Picture: DLR / Thomas Ernsting
Development of Components for Alkaline Water Electrolysis and Polymer Electrolyte Electrolysis
Especially for intermittent operation the electrodes of alkaline water electrolysis should be highly efficient, cost effective and very durable. DLR has developed anode and cathode coatings based on Raney-Nickel that fulfill these requirements. The coating is applied by vacuum plasma spraying on nickel sheets or nickel-plated steel sheets. With cathode coatings of NiAlMo and anode coatings of NiAl/Co3O4 a voltage of 1.56 V at 300 mA/cm2 and 80°C is obtained (3.7- 4 kWh/Nm3 H2 specific energy consumption), that represent an reduction of overvoltage of 0.4 – 0.5 V und implies a superior efficiency. For these electrodes also long term stability in intermittent operation with photovoltaic profiles and without protective voltage was demonstrated for several years.
Similarly, we study novel electrode electrocatalysts and electrode structures for the promising polymer electrolyte electrolysis that exhibits superior dynamics and power density, with the special focus on reducing noble metal loading. Furthermore, we develop corrosion resistant coatings (e.g. titania on stainless steel) for the expensive bipolar plates to achieve a significant cost reduction. Innovations are tested in industrial stacks and systems to validate their technical and economical relevance. We study long-term stability of components and systems and the ageing phenomena are described by models with lifetime prediction capabilities.

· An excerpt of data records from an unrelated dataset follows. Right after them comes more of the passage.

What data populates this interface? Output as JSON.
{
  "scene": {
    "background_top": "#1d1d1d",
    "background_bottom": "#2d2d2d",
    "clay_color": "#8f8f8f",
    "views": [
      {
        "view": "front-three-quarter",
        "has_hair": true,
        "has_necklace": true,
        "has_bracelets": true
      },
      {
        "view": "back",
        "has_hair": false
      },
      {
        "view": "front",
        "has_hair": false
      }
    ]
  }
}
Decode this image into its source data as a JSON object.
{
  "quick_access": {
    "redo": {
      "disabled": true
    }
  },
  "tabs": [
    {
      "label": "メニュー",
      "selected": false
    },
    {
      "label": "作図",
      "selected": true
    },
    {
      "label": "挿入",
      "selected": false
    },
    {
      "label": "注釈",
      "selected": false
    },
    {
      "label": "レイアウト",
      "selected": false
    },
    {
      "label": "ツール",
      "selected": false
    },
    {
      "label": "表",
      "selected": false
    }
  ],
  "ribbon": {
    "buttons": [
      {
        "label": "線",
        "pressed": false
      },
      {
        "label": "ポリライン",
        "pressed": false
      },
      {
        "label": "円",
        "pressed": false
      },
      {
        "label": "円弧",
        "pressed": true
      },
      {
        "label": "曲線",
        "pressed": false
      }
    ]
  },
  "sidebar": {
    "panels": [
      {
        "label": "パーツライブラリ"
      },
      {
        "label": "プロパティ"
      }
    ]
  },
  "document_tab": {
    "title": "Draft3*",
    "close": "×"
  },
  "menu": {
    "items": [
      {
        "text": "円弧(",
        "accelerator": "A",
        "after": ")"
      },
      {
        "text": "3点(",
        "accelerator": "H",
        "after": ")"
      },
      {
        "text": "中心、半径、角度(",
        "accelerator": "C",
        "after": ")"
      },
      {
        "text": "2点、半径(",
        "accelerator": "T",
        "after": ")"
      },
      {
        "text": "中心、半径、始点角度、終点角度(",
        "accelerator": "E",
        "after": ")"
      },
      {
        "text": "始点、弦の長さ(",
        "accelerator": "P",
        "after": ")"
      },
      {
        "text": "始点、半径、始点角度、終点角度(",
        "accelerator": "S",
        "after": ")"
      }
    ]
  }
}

Systemic Integration of Advanced Electrolysis as Storage Option of Future Energy Supply Structures
In the context of a significant increase of installed power of fluctuating renewable energies it is expected that electrical storage will become a necessary component in the future energy supply chain. A promising possibility is chemical storage, e.g. hydrogen production from water electrolysis with renewable energies during temporal surplus conditions. The main advantage is the large energy capacity and the numerous uses of hydrogen. DLR works on the efficient integration of electrolysis into an overall system with different paths for hydrogen use (fueling station, gas injection into grid, electrical reconversion …) and the evaluation as well as optimization of the system versus efficiency, reliability, availability and durability.
Development of High Temperature Electrolysis as Future Hydrogen Generation Option with highest Efficiency, Synthesis of Hydrocarbon Fuels and Electrochemical Storage
The high temperature electrolysis (SOEC, solid oxide electrolysis cell) operated in the temperature range between 700 and 1000 °C promises the highest efficiencies if heat for steam generation is provided. This technology is especially interesting, yielding efficiencies over 90 %, if process heat from industry or from solar thermal power plants can be integrated. Another promising possibility is the co-reduction (or co-electrolysis) of CO2 to CO, which requires a highly concentrated carbon dioxide source. In this way synthesis gas for the production of synthetic hydrocarbons such as alcohols, methane or other synthetic fuels can be generated by SOEC. When biomass and renewable electricity is used this conversion is completely sustainable and environmentally benign. DLR works on the development of functional, efficient and durable SOEC cells with new electrode formulations and structures. New cells are integrated and tested in short stacks and stacks. Electrodes need to be optimized for the different functions and applications. Further priorities are the demonstration of superior efficiencies on stack level and the demonstration of long-term stability with high current densities, high steam ratio, and co-electrolysis of carbon dioxide.